One of the classics of Mughlai Cuisine, which my home town Hyderabad is famous for, is Korma. It was brought to India by the Mughal rulers from Persia in mid 16th century. Once it reached India, it amalgamated with local influences and developed a style and taste of its own. Korma is also spelled as Khurma, Qurma, Qorma depending on the region or cultural background of the person you are talking to. It is made with Chicken or Goat or Lamb or Beef or just all vegetarian. Even a sweet variant exists, called Sheer Korma! All this variety speaks volumes about its versatility. So naturally, there is no one single recipe for Korma. Rather, it is a technique of using some of the classic but common ingredients and spices.
Korma requires marinating the meat overnight in spices, and browning it before simmering in a rich and flavorful yogurt based sauce. The usual suspects of Indian cuisine, such as Cloves, Cinnamon, Cardamom, Ginger and Garlic are present. To add a depth of richness, a combination of nut pastes (Cashew, Almonds and Chironji) is used. Poppy seeds are also used, and are essential to impart the unique flavor and texture typical of Korma.
Korma recipe varies from region to region as does any age old recipe. Here I have the ‘standard’ recipe using Chicken. You can simply substitute any meat you prefer. If you don’t want any meat, use Paneer (Indian cheese) instead, and follow the same process. One unique ingredient which may be hard to find is Chironji nuts. They look like puffed up hulled watermelon seeds, and taste like nothing else I can compare it with! It is perfectly alright to omit them, instead of buying a bag to just use a spoonful. Having said that, I do not recommend substituting Garam Masala for other spices here, because Garam Masala does not have enough Cardamom and has a wider variety of spices which are not required in Korma. But if you must, I won’t stop you! Just add a few Cardamom pods to it.

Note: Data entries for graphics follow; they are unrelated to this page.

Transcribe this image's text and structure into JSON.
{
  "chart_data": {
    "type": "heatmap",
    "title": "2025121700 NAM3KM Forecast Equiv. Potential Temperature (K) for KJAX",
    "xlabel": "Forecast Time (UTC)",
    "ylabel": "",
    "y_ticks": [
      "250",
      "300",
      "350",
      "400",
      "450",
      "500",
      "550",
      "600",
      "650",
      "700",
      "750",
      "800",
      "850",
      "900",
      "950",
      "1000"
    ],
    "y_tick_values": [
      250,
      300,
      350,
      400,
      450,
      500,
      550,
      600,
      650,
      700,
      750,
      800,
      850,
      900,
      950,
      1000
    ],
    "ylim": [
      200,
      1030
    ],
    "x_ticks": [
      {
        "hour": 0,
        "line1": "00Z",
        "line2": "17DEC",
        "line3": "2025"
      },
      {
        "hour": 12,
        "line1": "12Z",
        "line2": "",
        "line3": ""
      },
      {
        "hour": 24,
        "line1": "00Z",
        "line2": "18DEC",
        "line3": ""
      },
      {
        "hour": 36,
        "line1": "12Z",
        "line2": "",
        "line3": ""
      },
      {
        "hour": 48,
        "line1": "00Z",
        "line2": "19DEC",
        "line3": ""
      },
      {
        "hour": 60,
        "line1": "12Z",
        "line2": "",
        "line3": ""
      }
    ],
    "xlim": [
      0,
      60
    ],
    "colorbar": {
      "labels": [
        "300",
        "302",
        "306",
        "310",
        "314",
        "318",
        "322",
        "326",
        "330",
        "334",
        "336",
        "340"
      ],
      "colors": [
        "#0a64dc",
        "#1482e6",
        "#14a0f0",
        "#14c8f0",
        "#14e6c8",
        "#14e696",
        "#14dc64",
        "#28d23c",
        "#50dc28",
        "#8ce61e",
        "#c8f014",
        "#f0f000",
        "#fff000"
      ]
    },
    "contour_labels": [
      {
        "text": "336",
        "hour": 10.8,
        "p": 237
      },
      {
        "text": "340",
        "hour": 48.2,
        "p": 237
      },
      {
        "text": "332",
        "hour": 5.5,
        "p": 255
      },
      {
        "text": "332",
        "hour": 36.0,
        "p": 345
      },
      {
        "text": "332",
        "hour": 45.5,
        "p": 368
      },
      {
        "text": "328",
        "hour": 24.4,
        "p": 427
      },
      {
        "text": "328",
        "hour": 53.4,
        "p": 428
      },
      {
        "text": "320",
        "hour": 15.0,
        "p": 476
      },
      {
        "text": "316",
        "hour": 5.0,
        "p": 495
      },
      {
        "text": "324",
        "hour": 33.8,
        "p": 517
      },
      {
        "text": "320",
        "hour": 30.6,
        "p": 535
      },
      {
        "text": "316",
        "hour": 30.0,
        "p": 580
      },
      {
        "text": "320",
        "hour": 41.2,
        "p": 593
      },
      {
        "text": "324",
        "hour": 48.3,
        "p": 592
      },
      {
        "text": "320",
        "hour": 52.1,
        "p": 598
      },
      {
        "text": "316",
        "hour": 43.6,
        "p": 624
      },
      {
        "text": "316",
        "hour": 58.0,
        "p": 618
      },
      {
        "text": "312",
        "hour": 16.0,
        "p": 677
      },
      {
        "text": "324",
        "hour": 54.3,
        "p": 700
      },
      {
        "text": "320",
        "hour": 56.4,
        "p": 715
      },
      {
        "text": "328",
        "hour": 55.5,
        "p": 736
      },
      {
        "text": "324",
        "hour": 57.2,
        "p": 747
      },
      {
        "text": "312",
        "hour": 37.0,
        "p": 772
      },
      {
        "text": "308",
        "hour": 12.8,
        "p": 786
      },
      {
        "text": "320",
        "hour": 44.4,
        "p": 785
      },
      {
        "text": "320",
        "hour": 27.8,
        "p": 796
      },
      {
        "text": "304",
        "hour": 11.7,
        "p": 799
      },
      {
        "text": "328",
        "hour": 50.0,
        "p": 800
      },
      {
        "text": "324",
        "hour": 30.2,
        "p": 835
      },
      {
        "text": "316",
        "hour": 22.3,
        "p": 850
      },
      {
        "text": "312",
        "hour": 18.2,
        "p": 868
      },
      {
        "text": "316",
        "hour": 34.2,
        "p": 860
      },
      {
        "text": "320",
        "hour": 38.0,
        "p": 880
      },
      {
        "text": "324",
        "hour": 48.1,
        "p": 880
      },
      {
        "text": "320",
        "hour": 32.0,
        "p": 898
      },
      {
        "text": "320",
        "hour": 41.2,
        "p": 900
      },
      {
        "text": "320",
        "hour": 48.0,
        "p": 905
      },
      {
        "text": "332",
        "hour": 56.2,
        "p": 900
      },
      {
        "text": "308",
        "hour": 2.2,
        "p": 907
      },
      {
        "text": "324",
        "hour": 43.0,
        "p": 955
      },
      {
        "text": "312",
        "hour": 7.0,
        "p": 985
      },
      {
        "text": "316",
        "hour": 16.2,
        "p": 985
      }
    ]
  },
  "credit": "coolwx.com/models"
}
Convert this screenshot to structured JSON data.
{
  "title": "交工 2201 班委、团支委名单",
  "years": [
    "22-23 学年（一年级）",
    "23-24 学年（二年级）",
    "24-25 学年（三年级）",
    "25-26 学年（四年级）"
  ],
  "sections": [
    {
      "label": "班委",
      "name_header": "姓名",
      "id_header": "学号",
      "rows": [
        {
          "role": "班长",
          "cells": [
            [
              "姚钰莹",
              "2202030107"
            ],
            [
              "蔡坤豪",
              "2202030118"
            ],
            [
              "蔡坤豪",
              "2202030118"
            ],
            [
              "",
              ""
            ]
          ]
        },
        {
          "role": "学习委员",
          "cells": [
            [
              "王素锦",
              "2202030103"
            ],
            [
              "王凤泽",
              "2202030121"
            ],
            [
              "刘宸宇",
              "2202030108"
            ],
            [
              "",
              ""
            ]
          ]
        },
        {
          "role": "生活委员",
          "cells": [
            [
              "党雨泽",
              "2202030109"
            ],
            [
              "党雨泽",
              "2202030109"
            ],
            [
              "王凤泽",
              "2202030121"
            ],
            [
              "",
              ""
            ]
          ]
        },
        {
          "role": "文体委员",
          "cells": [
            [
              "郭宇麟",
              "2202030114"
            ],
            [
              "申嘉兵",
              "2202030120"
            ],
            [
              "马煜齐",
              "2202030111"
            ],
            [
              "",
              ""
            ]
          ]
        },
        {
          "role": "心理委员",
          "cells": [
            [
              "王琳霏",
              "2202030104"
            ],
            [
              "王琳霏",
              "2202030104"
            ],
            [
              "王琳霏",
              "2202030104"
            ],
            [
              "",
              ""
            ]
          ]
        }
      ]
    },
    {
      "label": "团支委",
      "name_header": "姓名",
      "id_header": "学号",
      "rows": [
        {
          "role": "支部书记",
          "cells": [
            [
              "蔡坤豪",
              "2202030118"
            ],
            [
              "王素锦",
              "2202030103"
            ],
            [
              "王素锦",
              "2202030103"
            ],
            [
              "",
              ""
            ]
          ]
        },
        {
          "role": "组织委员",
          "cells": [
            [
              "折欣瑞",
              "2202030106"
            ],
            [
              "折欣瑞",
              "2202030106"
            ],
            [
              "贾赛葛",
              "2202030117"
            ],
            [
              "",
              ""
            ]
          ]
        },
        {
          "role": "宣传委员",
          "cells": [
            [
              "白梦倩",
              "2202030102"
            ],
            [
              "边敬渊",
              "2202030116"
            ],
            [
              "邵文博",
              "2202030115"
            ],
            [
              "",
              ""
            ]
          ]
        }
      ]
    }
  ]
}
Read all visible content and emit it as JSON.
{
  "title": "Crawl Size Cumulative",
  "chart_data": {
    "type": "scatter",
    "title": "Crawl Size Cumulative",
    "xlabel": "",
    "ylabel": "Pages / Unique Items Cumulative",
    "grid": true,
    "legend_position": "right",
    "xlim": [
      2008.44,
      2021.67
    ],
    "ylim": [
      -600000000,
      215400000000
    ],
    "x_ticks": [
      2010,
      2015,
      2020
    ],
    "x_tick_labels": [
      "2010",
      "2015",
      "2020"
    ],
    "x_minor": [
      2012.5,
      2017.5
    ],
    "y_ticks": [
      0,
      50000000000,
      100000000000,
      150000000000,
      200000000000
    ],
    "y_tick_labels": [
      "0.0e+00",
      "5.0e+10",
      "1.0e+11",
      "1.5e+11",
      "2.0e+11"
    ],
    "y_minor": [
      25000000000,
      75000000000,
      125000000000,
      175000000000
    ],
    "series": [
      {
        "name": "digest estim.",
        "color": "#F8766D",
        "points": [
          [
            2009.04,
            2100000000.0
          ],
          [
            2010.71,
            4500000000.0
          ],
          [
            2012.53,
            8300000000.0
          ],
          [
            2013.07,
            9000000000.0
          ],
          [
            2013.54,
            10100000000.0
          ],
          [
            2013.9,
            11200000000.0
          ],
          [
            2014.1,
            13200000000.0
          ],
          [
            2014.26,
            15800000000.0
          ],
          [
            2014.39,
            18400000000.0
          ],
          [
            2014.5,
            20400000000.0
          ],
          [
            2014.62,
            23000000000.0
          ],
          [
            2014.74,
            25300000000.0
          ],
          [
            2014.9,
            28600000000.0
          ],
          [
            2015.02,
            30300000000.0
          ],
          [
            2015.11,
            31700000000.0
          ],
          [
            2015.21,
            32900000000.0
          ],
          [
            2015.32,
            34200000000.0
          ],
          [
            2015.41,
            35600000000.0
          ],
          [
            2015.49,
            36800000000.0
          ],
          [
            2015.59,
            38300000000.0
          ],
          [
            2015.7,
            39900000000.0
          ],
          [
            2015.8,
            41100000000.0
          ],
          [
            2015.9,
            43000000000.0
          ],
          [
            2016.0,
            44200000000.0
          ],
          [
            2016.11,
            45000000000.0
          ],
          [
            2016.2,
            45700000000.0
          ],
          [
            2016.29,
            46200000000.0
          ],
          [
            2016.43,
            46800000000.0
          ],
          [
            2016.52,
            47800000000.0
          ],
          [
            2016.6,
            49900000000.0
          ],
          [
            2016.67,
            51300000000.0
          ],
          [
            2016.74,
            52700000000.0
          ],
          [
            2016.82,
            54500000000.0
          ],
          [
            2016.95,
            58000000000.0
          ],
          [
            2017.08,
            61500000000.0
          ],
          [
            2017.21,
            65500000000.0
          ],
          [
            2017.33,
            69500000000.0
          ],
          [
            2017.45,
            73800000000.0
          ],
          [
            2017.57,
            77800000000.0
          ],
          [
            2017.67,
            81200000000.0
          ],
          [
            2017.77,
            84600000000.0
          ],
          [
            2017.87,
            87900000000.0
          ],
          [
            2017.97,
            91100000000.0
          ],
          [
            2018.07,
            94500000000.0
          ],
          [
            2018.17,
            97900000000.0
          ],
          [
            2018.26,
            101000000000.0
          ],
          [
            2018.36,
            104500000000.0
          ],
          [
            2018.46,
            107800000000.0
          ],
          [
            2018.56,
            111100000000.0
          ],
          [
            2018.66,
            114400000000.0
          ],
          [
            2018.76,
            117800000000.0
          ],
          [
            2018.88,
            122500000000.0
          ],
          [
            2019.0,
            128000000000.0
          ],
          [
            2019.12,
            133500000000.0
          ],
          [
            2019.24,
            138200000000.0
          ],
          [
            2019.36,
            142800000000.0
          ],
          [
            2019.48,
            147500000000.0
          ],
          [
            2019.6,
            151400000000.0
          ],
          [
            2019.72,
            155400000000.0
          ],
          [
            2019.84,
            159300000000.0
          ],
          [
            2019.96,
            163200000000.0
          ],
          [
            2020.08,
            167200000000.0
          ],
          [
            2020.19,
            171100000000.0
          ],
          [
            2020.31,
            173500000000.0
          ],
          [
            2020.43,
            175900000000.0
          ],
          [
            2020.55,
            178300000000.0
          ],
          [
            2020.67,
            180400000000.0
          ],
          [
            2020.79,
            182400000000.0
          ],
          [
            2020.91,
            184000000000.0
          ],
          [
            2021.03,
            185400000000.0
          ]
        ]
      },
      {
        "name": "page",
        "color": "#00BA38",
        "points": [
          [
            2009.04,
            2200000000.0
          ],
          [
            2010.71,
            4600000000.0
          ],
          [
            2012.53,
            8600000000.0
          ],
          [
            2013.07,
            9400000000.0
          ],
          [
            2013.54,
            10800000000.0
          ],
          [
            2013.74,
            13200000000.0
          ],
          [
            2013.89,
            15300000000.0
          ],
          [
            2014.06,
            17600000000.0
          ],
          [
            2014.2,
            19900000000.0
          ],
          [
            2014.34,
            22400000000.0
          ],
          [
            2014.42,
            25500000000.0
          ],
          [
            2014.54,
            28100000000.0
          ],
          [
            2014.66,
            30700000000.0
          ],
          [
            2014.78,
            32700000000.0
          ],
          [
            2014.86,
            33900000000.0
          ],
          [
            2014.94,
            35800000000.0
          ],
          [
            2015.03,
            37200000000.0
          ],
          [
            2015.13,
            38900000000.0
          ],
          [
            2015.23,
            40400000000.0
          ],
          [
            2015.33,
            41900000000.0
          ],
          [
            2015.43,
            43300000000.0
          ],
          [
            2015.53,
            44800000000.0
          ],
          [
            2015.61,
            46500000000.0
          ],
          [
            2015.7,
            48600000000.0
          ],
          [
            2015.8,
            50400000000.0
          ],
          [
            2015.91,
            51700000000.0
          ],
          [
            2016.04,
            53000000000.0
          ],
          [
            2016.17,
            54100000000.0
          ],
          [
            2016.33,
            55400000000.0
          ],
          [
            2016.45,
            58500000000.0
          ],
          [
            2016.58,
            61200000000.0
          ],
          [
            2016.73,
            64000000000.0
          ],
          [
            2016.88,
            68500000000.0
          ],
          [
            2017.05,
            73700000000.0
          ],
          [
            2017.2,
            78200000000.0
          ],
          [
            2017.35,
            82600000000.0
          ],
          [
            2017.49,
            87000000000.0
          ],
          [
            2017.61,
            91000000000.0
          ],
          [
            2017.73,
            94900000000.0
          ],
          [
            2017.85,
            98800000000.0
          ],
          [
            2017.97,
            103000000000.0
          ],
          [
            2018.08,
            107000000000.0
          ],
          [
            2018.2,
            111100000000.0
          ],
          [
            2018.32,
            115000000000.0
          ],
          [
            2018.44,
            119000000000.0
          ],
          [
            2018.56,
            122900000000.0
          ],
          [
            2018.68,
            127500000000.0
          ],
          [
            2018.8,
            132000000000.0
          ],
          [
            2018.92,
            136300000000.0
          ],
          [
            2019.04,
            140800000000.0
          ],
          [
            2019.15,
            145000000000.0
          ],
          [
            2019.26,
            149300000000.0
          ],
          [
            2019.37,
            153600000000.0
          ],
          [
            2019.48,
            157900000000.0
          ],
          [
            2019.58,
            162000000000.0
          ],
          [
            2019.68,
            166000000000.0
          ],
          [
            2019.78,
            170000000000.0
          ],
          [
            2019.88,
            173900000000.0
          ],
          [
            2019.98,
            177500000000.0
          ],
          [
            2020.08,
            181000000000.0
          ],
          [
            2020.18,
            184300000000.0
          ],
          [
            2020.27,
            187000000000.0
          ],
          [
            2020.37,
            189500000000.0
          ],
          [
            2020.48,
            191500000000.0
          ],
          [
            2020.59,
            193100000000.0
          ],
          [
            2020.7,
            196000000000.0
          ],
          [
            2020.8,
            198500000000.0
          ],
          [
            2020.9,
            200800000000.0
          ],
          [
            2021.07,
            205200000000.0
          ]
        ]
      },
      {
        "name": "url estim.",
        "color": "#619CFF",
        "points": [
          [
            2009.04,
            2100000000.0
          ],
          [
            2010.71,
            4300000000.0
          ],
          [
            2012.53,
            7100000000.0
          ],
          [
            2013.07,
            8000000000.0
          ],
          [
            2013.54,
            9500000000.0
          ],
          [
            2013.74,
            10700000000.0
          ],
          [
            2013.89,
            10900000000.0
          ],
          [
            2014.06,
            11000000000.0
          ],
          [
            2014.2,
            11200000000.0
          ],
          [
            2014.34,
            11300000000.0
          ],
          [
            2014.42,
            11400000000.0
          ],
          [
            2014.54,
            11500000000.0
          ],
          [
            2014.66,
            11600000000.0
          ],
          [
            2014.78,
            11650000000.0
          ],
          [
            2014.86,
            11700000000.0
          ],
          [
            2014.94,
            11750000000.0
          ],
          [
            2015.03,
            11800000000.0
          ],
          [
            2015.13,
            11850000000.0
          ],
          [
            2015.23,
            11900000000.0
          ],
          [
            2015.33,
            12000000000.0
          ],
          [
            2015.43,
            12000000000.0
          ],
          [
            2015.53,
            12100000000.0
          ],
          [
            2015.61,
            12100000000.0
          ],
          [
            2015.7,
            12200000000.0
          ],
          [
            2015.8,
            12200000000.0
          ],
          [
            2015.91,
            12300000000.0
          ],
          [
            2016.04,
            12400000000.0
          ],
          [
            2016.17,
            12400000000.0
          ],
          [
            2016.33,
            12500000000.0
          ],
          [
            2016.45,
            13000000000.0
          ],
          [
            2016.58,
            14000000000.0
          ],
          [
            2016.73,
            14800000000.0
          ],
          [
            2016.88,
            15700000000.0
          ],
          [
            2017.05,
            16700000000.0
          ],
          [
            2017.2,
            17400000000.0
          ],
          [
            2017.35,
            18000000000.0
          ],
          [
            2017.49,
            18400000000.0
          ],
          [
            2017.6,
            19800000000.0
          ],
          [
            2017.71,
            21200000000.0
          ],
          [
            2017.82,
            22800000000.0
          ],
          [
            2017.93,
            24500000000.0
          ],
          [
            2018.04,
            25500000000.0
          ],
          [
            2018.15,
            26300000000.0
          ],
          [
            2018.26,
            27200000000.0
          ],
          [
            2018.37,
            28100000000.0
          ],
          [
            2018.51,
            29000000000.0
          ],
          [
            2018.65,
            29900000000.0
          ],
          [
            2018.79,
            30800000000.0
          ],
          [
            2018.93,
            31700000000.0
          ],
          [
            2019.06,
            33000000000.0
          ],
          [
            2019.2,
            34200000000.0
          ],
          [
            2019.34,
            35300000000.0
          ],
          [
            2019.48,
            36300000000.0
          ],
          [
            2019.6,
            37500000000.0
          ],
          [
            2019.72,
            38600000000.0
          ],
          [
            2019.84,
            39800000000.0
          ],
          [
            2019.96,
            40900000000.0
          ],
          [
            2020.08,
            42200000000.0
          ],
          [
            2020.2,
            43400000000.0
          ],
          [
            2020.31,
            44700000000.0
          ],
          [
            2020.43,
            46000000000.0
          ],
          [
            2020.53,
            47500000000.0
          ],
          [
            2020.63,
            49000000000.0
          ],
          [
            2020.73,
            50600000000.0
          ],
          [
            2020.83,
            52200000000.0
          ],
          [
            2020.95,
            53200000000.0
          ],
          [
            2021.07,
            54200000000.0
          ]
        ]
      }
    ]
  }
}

The goal is to create a flavorful gravy to pair with Naan or Rotis or mildly flavored rice.
What you need (Serves 6-8 comfortably):
2 lbs bone-in or boneless Chicken (I prefer boneless mix of breast and thighs)
1 large Onion, quartered
8 Almonds, skinless
1 Tbsp Chironji nuts (omit if not available)
1 Tbsp Poppy seeds roasted
6 Cardamom pods
1/2 inch piece of Cinnamon
3 Green Chillies, slit lengthwise
2 tsp Salt (or to taste)
1 cup Yogurt, beaten (low fat Greek is great)
1/2 cup Sour Cream*, beaten (low fat or fat free)
1/2 cup water (or more)
1 tbsp Ginger Garlic paste (approximately 2 cloves Garlic and 1/2 inch piece of ginger)
1 tsp Red Chilli Powder (or to taste)
1/2 tsp Turmeric powder
1/2 Lemon, juiced
Handful Mint leaves, finely chopped
Handful Cilantro finely chopped
3-4 tbsp Oil
* Traditionally only yogurt (homemade) is used. I find that homemade yogurt has a slight tang, which store bought yogurts lack. So I use a bit of Sour Cream which imparts a perfect sour note and consistency, and also prevents yogurt from ‘breaking’ if left on high heat.
How to make it:
- Marinate Chicken with Turmeric, Salt, Red chilli powder, Ginger-Garlic paste and Lemon juice mixture for an hour. Or even better overnight.
- Heat a wide non-stick pan on medium and add 2 tablespoons of oil. When hot, add Chicken and brown the pieces. Remove and set aside. Chicken need not cook completely at this stage.
- In the same pan, add a teaspoon of oil and roast the onions. Once onions are lightly browned, add Cloves, Cinnamon, Cashews, Almonds, Chironji and Poppy Seeds, Ginger-Garlic paste. Roast them all for another 2-3 minutes. Cool and make a fine paste adding 1-2 tbsp of water as necessary.
- In the same pan, add remaining oil and once hot add slit Green chillies and Onion-Nut paste and cook on medium until oil separates, about 8-10 minutes.
- Add the browned chicken pieces and about 1/2 cup water and cook on medium for 15 minutes.
- Drop the heat to low and add beaten Yogurt and Sour Cream. Mix well and simmer for 5 minutes.
- Check and adjust salt. Add more red Chilli Powder if needed. Add more water if thinner gravy is desired.
- Remove from heat and garnish with Mint and Cilantro. Serve hot with Naan or Rice.